Митрича на заставе знали все, так как он был с Васькой из одного егерского департамента и бывал здесь не раз ранее.
     Желание познакомиться с окружающей обстановкой оказалось намного сильней чувства неудобства покинуть компанию и я незаметно для окружающих выскользнул наружу.
     Картина, открывшаяся взгляду, просто требовала пера живописца, как минимум уровня Шишкина.
     Прихватив спиннинг, я направился в сторону речки Столбовой, которая протекала настолько близко от базы, что  было слышно журчание её воды на небольших  перекатах.
     Попытки пройти напрямую к речке закончились для меня несколькими падениями в какие-то ямы, попадания в буреломные западни, из которых выйти оказалось значительно труднее, чем попасть, и наконец, поняв всю тщетность моих попыток, я вернулся в исходную точку и пошёл вдоль берега. Точно таким же образом, как и на Рыбной,  где с камня на камень, где вброд, я начал подниматься вверх по течению известной речки, одновременно забрасывая спиннинг.

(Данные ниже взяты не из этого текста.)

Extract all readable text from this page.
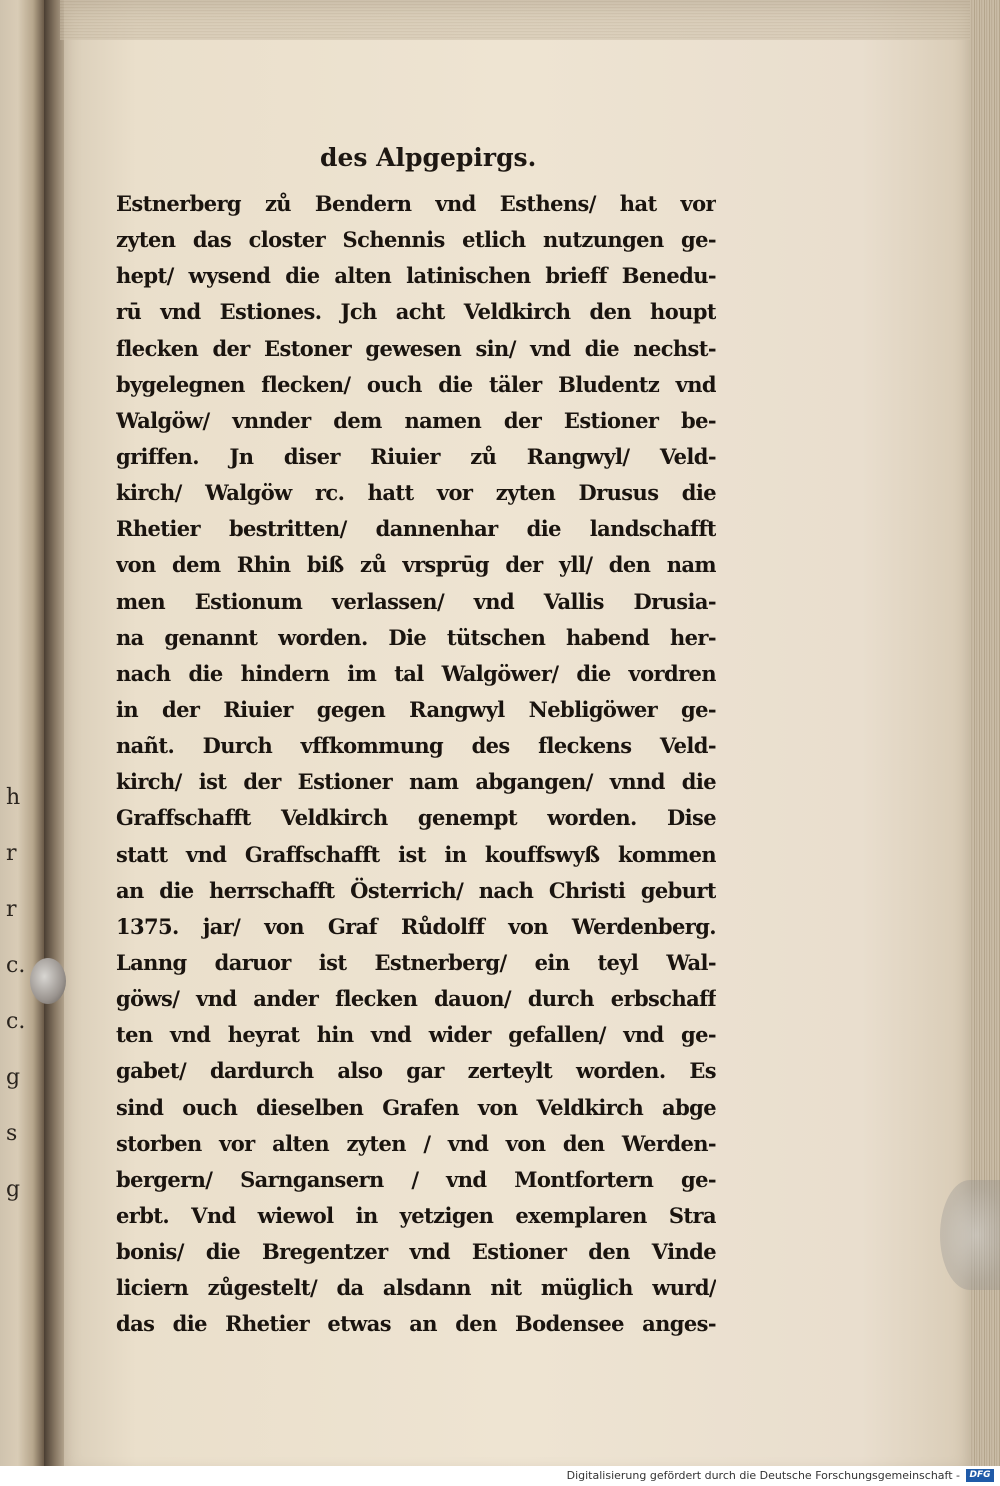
h
r
r
c.
c.
g
s
g
des Alpgepirgs.
Estnerberg zů Bendern vnd Esthens/ hat vor
zyten das closter Schennis etlich nutzungen ge-
hept/ wysend die alten latinischen brieff Benedu-
rū vnd Estiones. Jch acht Veldkirch den houpt
flecken der Estoner gewesen sin/ vnd die nechst-
bygelegnen flecken/ ouch die täler Bludentz vnd
Walgöw/ vnnder dem namen der Estioner be-
griffen. Jn diser Riuier zů Rangwyl/ Veld-
kirch/ Walgöw rc. hatt vor zyten Drusus die
Rhetier bestritten/ dannenhar die landschafft
von dem Rhin biß zů vrsprūg der yll/ den nam
men Estionum verlassen/ vnd Vallis Drusia-
na genannt worden. Die tütschen habend her-
nach die hindern im tal Walgöwer/ die vordren
in der Riuier gegen Rangwyl Nebligöwer ge-
nañt. Durch vffkommung des fleckens Veld-
kirch/ ist der Estioner nam abgangen/ vnnd die
Graffschafft Veldkirch genempt worden. Dise
statt vnd Graffschafft ist in kouffswyß kommen
an die herrschafft Österrich/ nach Christi geburt
1375. jar/ von Graf Růdolff von Werdenberg.
Lanng daruor ist Estnerberg/ ein teyl Wal-
göws/ vnd ander flecken dauon/ durch erbschaff
ten vnd heyrat hin vnd wider gefallen/ vnd ge-
gabet/ dardurch also gar zerteylt worden. Es
sind ouch dieselben Grafen von Veldkirch abge
storben vor alten zyten / vnd von den Werden-
bergern/ Sarngansern / vnd Montfortern ge-
erbt. Vnd wiewol in yetzigen exemplaren Stra
bonis/ die Bregentzer vnd Estioner den Vinde
liciern zůgestelt/ da alsdann nit müglich wurd/
das die Rhetier etwas an den Bodensee anges-
Digitalisierung gefördert durch die Deutsche Forschungsgemeinschaft -	DFG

Каждый второй заброс был успешным и одновременно счастливым для пойманных хариусов т.к. все они тут же отпускались.
     Примерно минут через сорок за излучиной появились те самые знаменитые каменные столбы, в честь которых речка и получила свое название.
     Я застыл, заворожённый необычайным зрелищем. Половина моей мечты осуществилась. Сбылось то, ради чего я приехал сюда из Москвы. Какие же неукротимые природные процессы творились здесь миллионы лет назад, какая же мощь стихии застыла в этих огромных круглых монолитных каменных изваяниях. Колесо истории, гонимое ветром времени, безжалостно выбило всю рыхлую породу вокруг них, и только затвердевшая сердцевина столбов оказалась ему пока не подвластна.
     Примерно через пару часов, весь из себя довольный, я вернулся назад на заставу, гордо неся пять крупных пойманных мною хариусов, которых я взял на всякий случай возможной ухи..
     Обстановка в избе начала оживляться ещё до моего прихода. Народ сидел распаренный и довольный.
     Григорий предложил и мне снять усталость и принять баньку, чем с превеликим удовольствием я не преминул воспользоваться. После шести дней, проведённых в тайге, тело требовало жара, пара и горячей воды.
     Парная была достаточно просторная и светлая, с большой каменкой. Жар, как и во всех деревенских банях, создавался от обдаваемых водой камней, и хоть в ней температура с трудом дотягивала градусов до 70- 80, это ничуть не умоляло её достоинств и пар стоял такой, что видимое пространство ограничивалось расстоянием вытянутой руки и недостатка температуры не ощущалось. Тем более, что все предыдущие дни, проведённые мной почти в спартанских условиях, придавали ей особое очарование.
     Я, чтобы как-то войти в коллектив, начал выгружать на стол всё съестное, которое щедро наложил мне Игорь, плюс двух литровую пластиковую бутылку из под фанты, содержимое которой было для всех и для меня в том числе пока неизвестным и оказавшееся в последствии чистым неразведённым спиртом из, уже ставшей легендарной, канистры.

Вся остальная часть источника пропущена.